Denise A. Galloway
Appointments and Affiliations
The overall focus of the Galloway Lab is to understand the mechanisms by which viruses, particularly human papillomaviruses (HPV) and human polyomaviruses (HPyV), contribute to the development of cancers. Much of our research has focused on the high risk HPVs (HR-HPVs) that are causally associated with all cervical cancers and the majority of anogenital and oropharyngeal cancers. Additionally, we have been investigating whether genus beta HPVs are involved in squamous cell skin cancers. Most recently we are studying the role that the Merkel Cell Polyomavirus (MCPyV) plays in Merkel Cell Carcinoma. A future goal is to look for novel virus-cancer associations.
A major part of our lab's effort is to understand the mechanism by which HR-HPV E6 and E7 contribute to the neoplastic process. We have shown that E6 induces transcription of the catalytic subunit of telomerase, hTERT. We identified a novel E6/E6AP partner, NFX1 that modulates TERT transcription. NFX1 has two isoforms: NFX1-91 binds to a X-box motif adjacent to the proximal E box and represses transcription. NFX1-123 functions post-transcriptionally to regulate hTERT mRNA stability in association with poly-A binding proteins. We are currently investigating how activation of hTERT may contribute to the HPV lifecycle.

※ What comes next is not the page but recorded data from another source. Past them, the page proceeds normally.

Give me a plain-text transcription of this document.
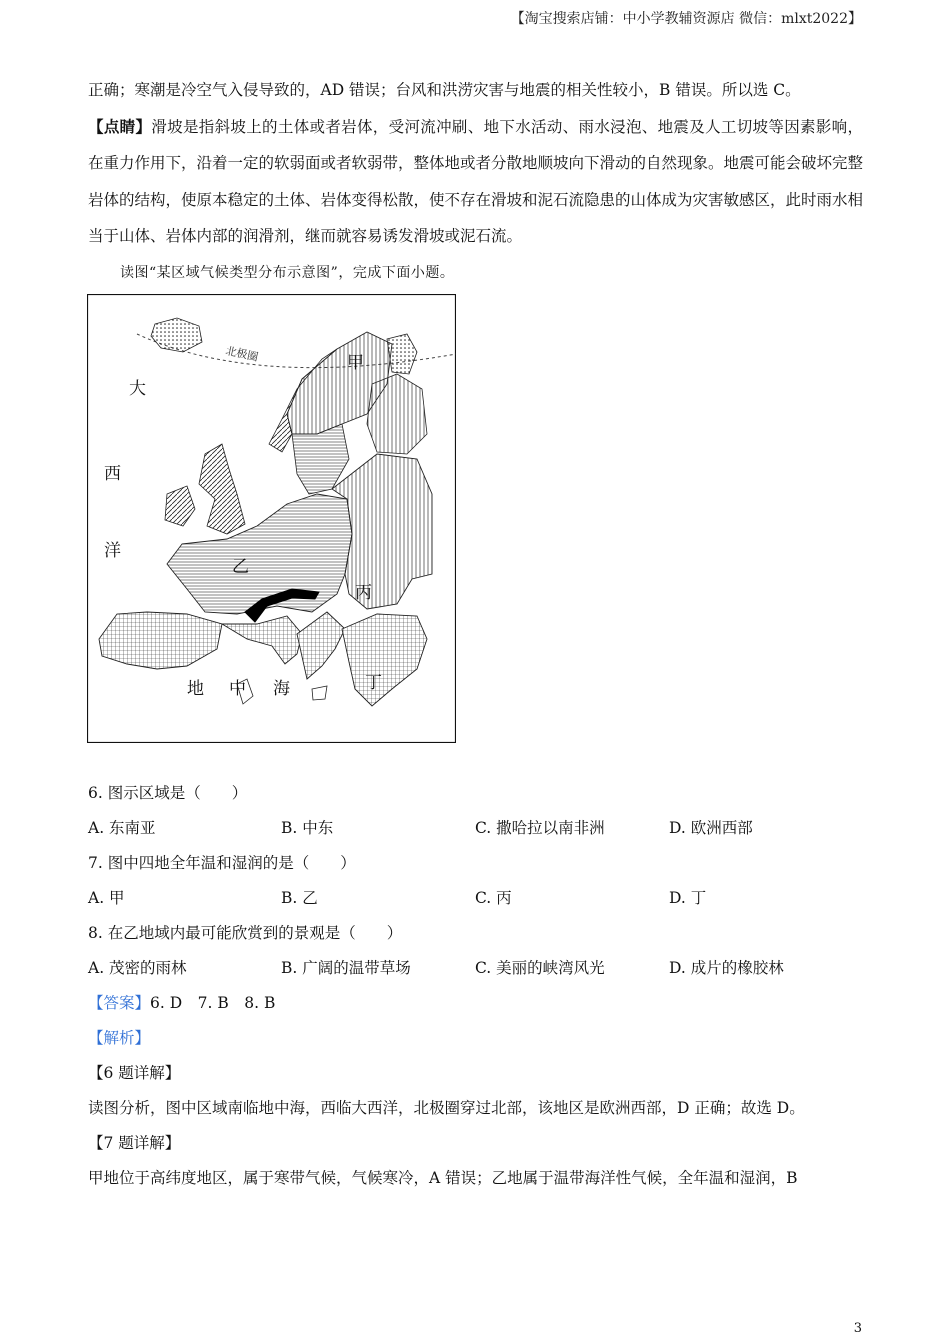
【淘宝搜索店铺：中小学教辅资源店 微信：mlxt2022】

正确；寒潮是冷空气入侵导致的，AD 错误；台风和洪涝灾害与地震的相关性较小，B 错误。所以选 C。

【点睛】滑坡是指斜坡上的土体或者岩体，受河流冲刷、地下水活动、雨水浸泡、地震及人工切坡等因素影响，在重力作用下，沿着一定的软弱面或者软弱带，整体地或者分散地顺坡向下滑动的自然现象。地震可能会破坏完整岩体的结构，使原本稳定的土体、岩体变得松散，使不存在滑坡和泥石流隐患的山体成为灾害敏感区，此时雨水相当于山体、岩体内部的润滑剂，继而就容易诱发滑坡或泥石流。

读图“某区域气候类型分布示意图”，完成下面小题。
北极圈	甲
乙
丙
丁
大
西
洋
地 中 海
6. 图示区域是（　　）
A. 东南亚	B. 中东	C. 撒哈拉以南非洲	D. 欧洲西部
7. 图中四地全年温和湿润的是（　　）
A. 甲	B. 乙	C. 丙	D. 丁
8. 在乙地域内最可能欣赏到的景观是（　　）
A. 茂密的雨林	B. 广阔的温带草场	C. 美丽的峡湾风光	D. 成片的橡胶林
【答案】6. D　7. B　8. B
【解析】
【6 题详解】
读图分析，图中区域南临地中海，西临大西洋，北极圈穿过北部，该地区是欧洲西部，D 正确；故选 D。
【7 题详解】
甲地位于高纬度地区，属于寒带气候，气候寒冷，A 错误；乙地属于温带海洋性气候，全年温和湿润，B
3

A longstanding interest has been in characterizing the humoral immune response to HPV following natural infection or vaccination. We have mapped epitopes involved in virus neutralization and continue to characterize the breadth of the antibody response. New studies are characterizing the breadth of the B-cell response with the goal of understanding long-term protection. We are using HPV virus-like particles (VLPs) to isolate virus specific memory B cells and to clone their antibody genes.
We have become interested in whether another branch of the HPV family, the beta HPVs play a role in squamous cell skin cancer (SCSC). In collaboration with epidemiologists and clinicians we are involved in studying beta HPV infection in organ transplant recipients who are at greatly increased risk of developing SCSC. To better understand how the beta HPVs might contribute to skin carcinogenesis we are studying the role of the b-HPV E6/E7 proteins in blocking apoptosis, blunting the response to UV damage and altering differentiation through perturbing the stability of the p300 transcriptional repressor.
Our interest in skin cancer led us to study a new virus: cancer association between the Merkel cell polyomavirus (MCPyV) and Merkel Cell carcinoma (MCC). We have surveyed the seroprevalence of MCPyV and have showed that antibodies to the viral T antigen can be used as a prognostic marker of disease recurrence. Unlike the HR-HPV E6/E7 oncoproteins the T antigens of MCPyV do not immortalize or transform cells in culture.
The virus-like particles (VLPs) of HPV have proven to be extremely effective as prophylactic vaccines to prevent HPV-associated diseases. We wondered whether a similar strategy could be used to develop vaccines for enterovirus 71 (EV71), a picornavirus that is associated with neurologic complications of hand, foot and mouth disease (HFMD) in young children. We have generated VLPs with the four capsid proteins of EV71 and will be testing their immunogenicity and ability to protect in a challenge model with newborn mice.